Unsere Grundfrage lautete: Ist Barockmusik wirklich ein Relikt der Vergangenheit? Untersucht wurden hierfür Kantaten der in Meiningen liegenden Anton-Ulrich-Sammlung – barocke Vokalmusik der Wiener Provenienz, gesammelt 1720 von Herzog Anton Ulrich von Sachsen-Meiningen. Mithilfe dieser Ergebnisse entstanden Neukompositionen, welche im Rahmen eines Konzertes den italienischsprachigen Originalen gegenübergestellt wurden.
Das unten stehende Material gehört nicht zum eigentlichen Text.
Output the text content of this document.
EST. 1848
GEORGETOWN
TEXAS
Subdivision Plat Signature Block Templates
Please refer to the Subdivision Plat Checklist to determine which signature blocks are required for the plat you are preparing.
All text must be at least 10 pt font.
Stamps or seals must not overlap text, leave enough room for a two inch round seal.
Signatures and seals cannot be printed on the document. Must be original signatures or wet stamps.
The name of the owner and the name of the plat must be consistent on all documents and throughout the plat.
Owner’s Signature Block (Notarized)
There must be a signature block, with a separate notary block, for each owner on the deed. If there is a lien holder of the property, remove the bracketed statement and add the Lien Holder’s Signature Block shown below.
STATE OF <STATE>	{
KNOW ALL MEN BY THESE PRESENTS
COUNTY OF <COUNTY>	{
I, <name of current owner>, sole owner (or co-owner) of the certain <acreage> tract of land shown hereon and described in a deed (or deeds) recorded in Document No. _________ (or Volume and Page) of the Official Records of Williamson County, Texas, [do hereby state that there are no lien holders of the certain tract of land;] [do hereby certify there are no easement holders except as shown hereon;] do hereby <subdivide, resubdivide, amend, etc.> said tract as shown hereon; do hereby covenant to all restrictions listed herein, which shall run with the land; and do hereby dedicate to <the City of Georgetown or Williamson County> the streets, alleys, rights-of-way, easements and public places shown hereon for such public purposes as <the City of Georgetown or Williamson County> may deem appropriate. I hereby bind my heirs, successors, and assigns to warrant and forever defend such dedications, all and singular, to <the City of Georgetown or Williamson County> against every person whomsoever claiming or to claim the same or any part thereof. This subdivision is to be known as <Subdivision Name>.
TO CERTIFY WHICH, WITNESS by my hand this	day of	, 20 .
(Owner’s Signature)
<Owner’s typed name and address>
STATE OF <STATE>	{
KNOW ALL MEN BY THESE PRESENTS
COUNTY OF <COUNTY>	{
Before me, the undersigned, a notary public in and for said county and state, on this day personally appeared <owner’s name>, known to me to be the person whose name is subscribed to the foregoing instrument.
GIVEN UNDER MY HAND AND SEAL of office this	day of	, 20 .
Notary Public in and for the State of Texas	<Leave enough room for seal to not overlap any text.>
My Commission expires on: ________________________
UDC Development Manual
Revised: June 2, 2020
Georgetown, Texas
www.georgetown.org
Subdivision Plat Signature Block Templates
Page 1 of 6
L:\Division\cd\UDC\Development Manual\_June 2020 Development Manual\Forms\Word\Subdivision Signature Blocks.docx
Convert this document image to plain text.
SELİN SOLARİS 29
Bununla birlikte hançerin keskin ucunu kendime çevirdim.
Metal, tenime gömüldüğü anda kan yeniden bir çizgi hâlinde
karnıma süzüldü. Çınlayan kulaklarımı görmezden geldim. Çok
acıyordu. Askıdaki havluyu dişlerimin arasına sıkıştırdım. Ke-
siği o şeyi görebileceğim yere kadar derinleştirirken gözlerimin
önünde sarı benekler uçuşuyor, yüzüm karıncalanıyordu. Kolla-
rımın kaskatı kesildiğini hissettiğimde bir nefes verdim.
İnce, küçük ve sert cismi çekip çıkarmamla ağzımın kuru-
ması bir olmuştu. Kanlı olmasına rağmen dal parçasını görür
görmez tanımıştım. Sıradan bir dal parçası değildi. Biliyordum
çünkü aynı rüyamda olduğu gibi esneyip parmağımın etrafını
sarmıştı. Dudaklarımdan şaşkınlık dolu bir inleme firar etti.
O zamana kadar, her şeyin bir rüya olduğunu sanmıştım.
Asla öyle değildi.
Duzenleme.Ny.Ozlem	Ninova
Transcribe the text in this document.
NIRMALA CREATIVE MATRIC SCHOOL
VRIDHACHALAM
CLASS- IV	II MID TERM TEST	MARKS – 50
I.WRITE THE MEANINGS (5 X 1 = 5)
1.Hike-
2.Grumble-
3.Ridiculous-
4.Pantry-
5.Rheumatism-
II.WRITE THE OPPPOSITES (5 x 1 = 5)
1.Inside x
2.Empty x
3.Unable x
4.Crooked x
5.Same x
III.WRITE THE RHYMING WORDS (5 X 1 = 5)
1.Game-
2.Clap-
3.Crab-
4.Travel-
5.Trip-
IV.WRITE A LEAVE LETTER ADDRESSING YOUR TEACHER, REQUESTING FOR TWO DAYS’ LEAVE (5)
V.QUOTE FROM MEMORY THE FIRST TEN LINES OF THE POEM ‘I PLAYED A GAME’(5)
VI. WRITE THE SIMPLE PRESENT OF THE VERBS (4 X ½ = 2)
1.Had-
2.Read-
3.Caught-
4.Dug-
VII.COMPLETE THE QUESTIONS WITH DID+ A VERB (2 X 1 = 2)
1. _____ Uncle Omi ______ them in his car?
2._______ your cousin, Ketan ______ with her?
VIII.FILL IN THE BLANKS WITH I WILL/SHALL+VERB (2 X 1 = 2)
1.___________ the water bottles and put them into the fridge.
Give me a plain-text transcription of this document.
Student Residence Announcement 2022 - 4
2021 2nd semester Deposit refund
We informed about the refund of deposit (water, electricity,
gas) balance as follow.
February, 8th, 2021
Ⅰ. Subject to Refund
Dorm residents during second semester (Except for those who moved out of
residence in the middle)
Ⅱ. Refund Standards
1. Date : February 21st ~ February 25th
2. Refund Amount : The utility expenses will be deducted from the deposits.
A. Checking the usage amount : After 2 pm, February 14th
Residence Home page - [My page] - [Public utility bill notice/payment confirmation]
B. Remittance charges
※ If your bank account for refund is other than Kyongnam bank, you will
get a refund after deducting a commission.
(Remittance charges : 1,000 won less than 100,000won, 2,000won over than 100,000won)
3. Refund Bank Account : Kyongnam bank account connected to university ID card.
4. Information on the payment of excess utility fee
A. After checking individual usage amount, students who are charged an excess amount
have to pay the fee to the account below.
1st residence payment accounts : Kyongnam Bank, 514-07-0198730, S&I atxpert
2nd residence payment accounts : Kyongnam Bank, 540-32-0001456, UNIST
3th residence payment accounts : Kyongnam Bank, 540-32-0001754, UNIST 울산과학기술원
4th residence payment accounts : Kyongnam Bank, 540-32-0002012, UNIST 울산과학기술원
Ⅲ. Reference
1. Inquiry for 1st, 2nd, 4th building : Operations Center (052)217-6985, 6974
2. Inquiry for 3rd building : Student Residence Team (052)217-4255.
Die verbindenden Elemente von Original und Neuschöpfung waren Stilistik und Textgrundlage.
Das Projekt verband Recherchearbeit und kreative Kompositionstätigkeit. Im ersten Schritt durchsuchten wir die Onlinekataloge des Staatsarchives Meiningen hinsichtlich der – in Vereinbarung mit der Festivalleitung vorgegebenen – Besetzung, sichteten die gefundenen Kantaten anschließend vor Ort und wählten die passendsten Kompositionen nach einem ersten gemeinsamen Musizieren aus. In einem nächsten Schritt übersetzten wir die handgeschriebenen Originale in moderne Notenschrift. Parallel zur Transkription analysierten wir die Kantaten hinsichtlich ihrer stilistischen Besonderheiten, der Satzstruktur und ihrer Form. Auf Basis dieser Analysen schrieben wir im Hauptfachunterricht eigene Kompositionen. Der künstlerische Leiter des Festivals, ein erfahrener Cembalist, bereicherte diesen Prozess mit wertvollen Impulsen. Durch Hörgewohnheiten entstandene Parallelen zu Mustern des Hochbarocks wurden so, im Laufe des Projektes, zur italienischen Stilistik gewandelt.
Das Konzertkonzept sah die direkte Gegenüberstellung von Neukompositionen und historischem Material vor. Das Publikum wurde interaktiv eingebunden, in dem es, ähnlich wie bei einem Quiz, abschließend zuordnen sollte, welche Kompositionen historisch und welche neu waren. Die Leitfrage des Projekts war: Wird das Publikum erraten, welche Kompositionen scheinbar „aus der Zeit gefallen“ sind?
Der Vortrag erweitert dies um folgende Diskussionspunkte: Können wir durch solche Ansätze die historisch informierte Musiktheorie wie aus einer Zeitkapsel in unsere Gegenwart holen? Welche Potenziale können sich aus einem solchen Projekt für die zukünftige Ausrichtung von Musiktheorie allgemein ergeben?